CDR early adopters call out banks over data quality

Information provided through open banking 'unreliable'

CDR early adopters call out banks over data quality

Open banking, which is meant to increase competition in a market dominated by big banks, has hit some hurdles, according to a report in the Australian Financial Review.

Also known as the Consumer Data Right (CDR), early adopters of open banking say they have identified issues with the quality of some banks’ data and are calling for the ACCC to resolve these problems quickly. The ACCC says it is aware of data quality issues and is working with banks to “understand and resolve them”, it told the AFR.

CDR launched as open banking more than two years ago with the goal of providing a trusted framework for consumer data sharing among financial institutions. Treasurer Jim Chalmers (pictured above left) said this would act as a tool for customers to compare deposit pricing, increasing competition among Australia’s big banks.

However, those testing the regime said they were struggling with its adoption, noting how the data provided by some banks was unreliable or incomplete.

Data on mortgages provided by banks was not comprehensive enough to allow for customers to accurately compare home loan pricing across the sector, the AFR reported, as some banks failed to update loan interest rates published in the system.

Additionally, banks were not required to report when a fixed rate mortgage expired, making it difficult to provide information to consumers looking to switch lenders in search of more competitive rates.

“Many of the data holders are reluctantly playing in the open banking space,” Sherlok CEO Adam Grocke (pictured above right) told the AFR. “There are no incentives to participate, and they risk losing customers if they do it properly because it makes it easier to switch.”

Sherlok is a fintech which uses AI to provide a retention and refinancing platform for mortgage brokers, and is developing CDR applications for brokers,.

Early adopters of the CDR regime have also shared their frustration over having to bear the costs of identifying and reporting issues to the ACCC.

The ACCC has a system in place for users to flag identified issues, but a report by Brenton Charnley of consultancy Open Finance Advisors found that it took banks an average of 119 days to offer rectify these issues and that 65 of these data holders had not specified a timeframe for resolving them.

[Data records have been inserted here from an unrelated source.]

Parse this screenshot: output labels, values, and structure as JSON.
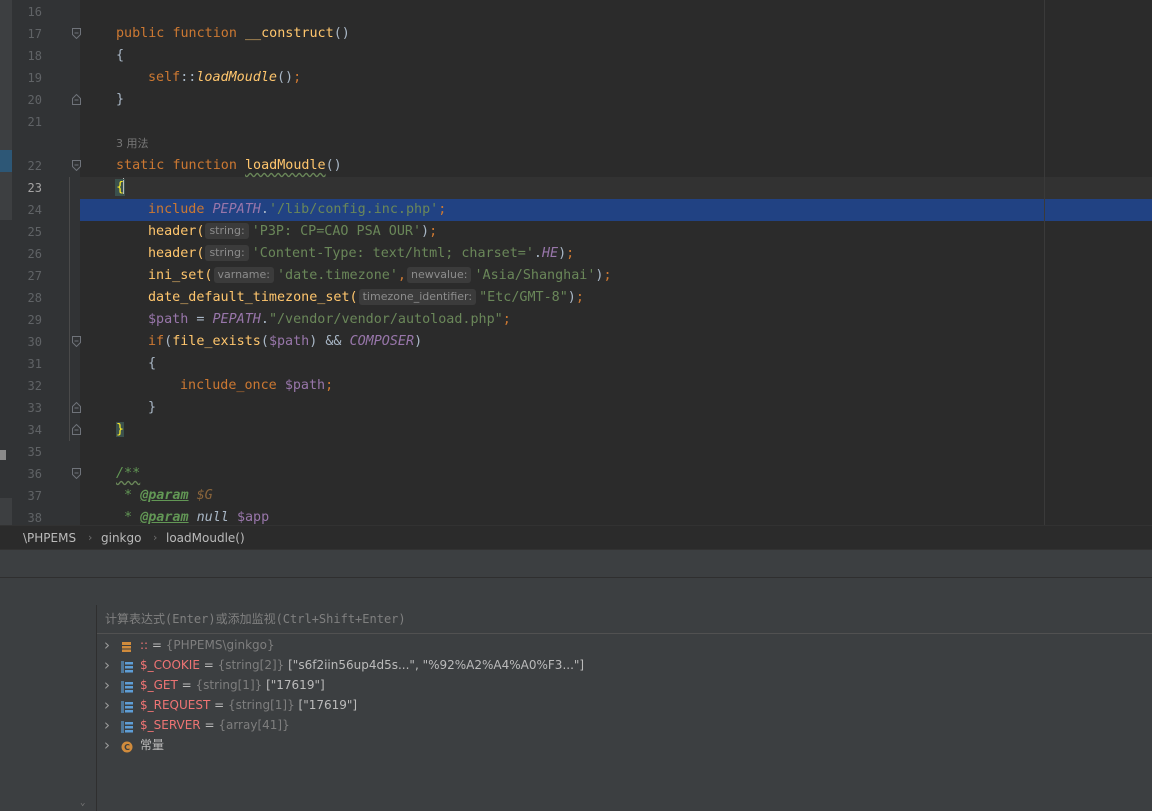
{
  "editor": {
    "lines": [
      {
        "num": "16"
      },
      {
        "num": "17",
        "t1": "public",
        "t2": "function",
        "t3": "__construct",
        "t4": "()"
      },
      {
        "num": "18",
        "t1": "{"
      },
      {
        "num": "19",
        "t1": "self",
        "t2": "::",
        "t3": "loadMoudle",
        "t4": "()",
        "t5": ";"
      },
      {
        "num": "20",
        "t1": "}"
      },
      {
        "num": "21"
      },
      {
        "num": "22",
        "t1": "static",
        "t2": "function",
        "t3": "loadMoudle",
        "t4": "()"
      },
      {
        "num": "23",
        "t1": "{"
      },
      {
        "num": "24",
        "t1": "include",
        "t2": "PEPATH",
        "t3": ".",
        "t4": "'/lib/config.inc.php'",
        "t5": ";"
      },
      {
        "num": "25",
        "t1": "header(",
        "hint": "string:",
        "t2": "'P3P: CP=CAO PSA OUR'",
        "t3": ")",
        "t4": ";"
      },
      {
        "num": "26",
        "t1": "header(",
        "hint": "string:",
        "t2": "'Content-Type: text/html; charset='",
        "t3": ".",
        "t4": "HE",
        "t5": ")",
        "t6": ";"
      },
      {
        "num": "27",
        "t1": "ini_set(",
        "hint": "varname:",
        "t2": "'date.timezone'",
        "t3": ",",
        "hint2": "newvalue:",
        "t4": "'Asia/Shanghai'",
        "t5": ")",
        "t6": ";"
      },
      {
        "num": "28",
        "t1": "date_default_timezone_set(",
        "hint": "timezone_identifier:",
        "t2": "\"Etc/GMT-8\"",
        "t3": ")",
        "t4": ";"
      },
      {
        "num": "29",
        "t1": "$path",
        "t2": " = ",
        "t3": "PEPATH",
        "t4": ".",
        "t5": "\"/vendor/vendor/autoload.php\"",
        "t6": ";"
      },
      {
        "num": "30",
        "t1": "if",
        "t2": "(",
        "t3": "file_exists",
        "t4": "(",
        "t5": "$path",
        "t6": ") && ",
        "t7": "COMPOSER",
        "t8": ")"
      },
      {
        "num": "31",
        "t1": "{"
      },
      {
        "num": "32",
        "t1": "include_once",
        "t2": "$path",
        "t3": ";"
      },
      {
        "num": "33",
        "t1": "}"
      },
      {
        "num": "34",
        "t1": "}"
      },
      {
        "num": "35"
      },
      {
        "num": "36",
        "t1": "/**"
      },
      {
        "num": "37",
        "t1": " * ",
        "t2": "@param",
        "t3": "$G"
      },
      {
        "num": "38",
        "t1": " * ",
        "t2": "@param",
        "t3": "null",
        "t4": "$app"
      }
    ],
    "usage_hint": "3 用法"
  },
  "breadcrumb": [
    "\\PHPEMS",
    "ginkgo",
    "loadMoudle()"
  ],
  "debugger": {
    "eval_placeholder": "计算表达式(Enter)或添加监视(Ctrl+Shift+Enter)",
    "variables": [
      {
        "name": "::",
        "eq": " = ",
        "type": "{PHPEMS\\ginkgo}",
        "value": "",
        "icon": "object-icon",
        "plain": false
      },
      {
        "name": "$_COOKIE",
        "eq": " = ",
        "type": "{string[2]}",
        "value": " [\"s6f2iin56up4d5s...\", \"%92%A2%A4%A0%F3...\"]",
        "icon": "array-icon",
        "plain": false
      },
      {
        "name": "$_GET",
        "eq": " = ",
        "type": "{string[1]}",
        "value": " [\"17619\"]",
        "icon": "array-icon",
        "plain": false
      },
      {
        "name": "$_REQUEST",
        "eq": " = ",
        "type": "{string[1]}",
        "value": " [\"17619\"]",
        "icon": "array-icon",
        "plain": false
      },
      {
        "name": "$_SERVER",
        "eq": " = ",
        "type": "{array[41]}",
        "value": "",
        "icon": "array-icon",
        "plain": false
      },
      {
        "name": "常量",
        "eq": "",
        "type": "",
        "value": "",
        "icon": "constant-icon",
        "plain": true
      }
    ]
  },
  "colors": {
    "background": "#2b2b2b",
    "selection": "#214283",
    "keyword": "#cc7832",
    "function": "#ffc66d",
    "string": "#6a8759",
    "constant": "#9876aa"
  }
}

Charnley’s report also found that 92% CDR data holders had data reliability issues and implementation gaps, 70% had not complied with implementation timelines, and 90% still had pending rectification works.

“The data supply is not reliable – and there is nothing incentivising demand,” Charnley said.

Users call for stronger enforcement by the ACCC

Users of the CDR framework said the ACCC should be firmer in enforcing compliance among banks and have called for harsher fines.

According to the AFR, BOQ paid a penalty of $133,200 in July after six-month delay in carrying out its obligations under the regime, while in December ING was fined $53,280 for four infringement notices that similarly alleged its failure to meet obligations.

“Those fines would not come up as a rounding error within those banks,” Grocke said, adding that data holders should face “significant consequence” if they do not comply or fix problems quickly.

Jill Berry, chief executive of Adatree, a data intermediary involved in testing CDR, voiced similar concerns regarding the ACCC’s enforcement.

“ACCC compliance and enforcement teams should be trying to make this work,” she said.

The ACCC said that the severity of these penalties was fixed by legislation after careful consideration of “the most appropriate action which is proportionate and likely to achieve specific and general deterrence”.

The regulator also revealed its plans to publish findings from a consultation on CDR data quality compliance, which a spokesperson said would include actions that have been taken in response to user feedback, the AFR reported.

“I am extremely optimistic of the potential, but my biggest fear is that this could be the greatest opportunity for consumer competition in Australia that fails to deliver,” Grocke said. “We have an unbelievable opportunity to drive better customer outcomes. But there are significant parts of the framework that are like walking on soft sand, rather than being a solid foundation.”

Frollo, another fintech involved with the regime, previously reported that more than 100 banks have begun using open banking to share data for over 30 different financial products, although consumers still lack knowledge about the system.

“With the initial roll-out complete, businesses launching use cases and consumers showing real interest, now is the time for the government to start educating consumers about the secure, government-regulated alternative to sharing banking passwords,” Frollo CEO Tony Thrassis said last November.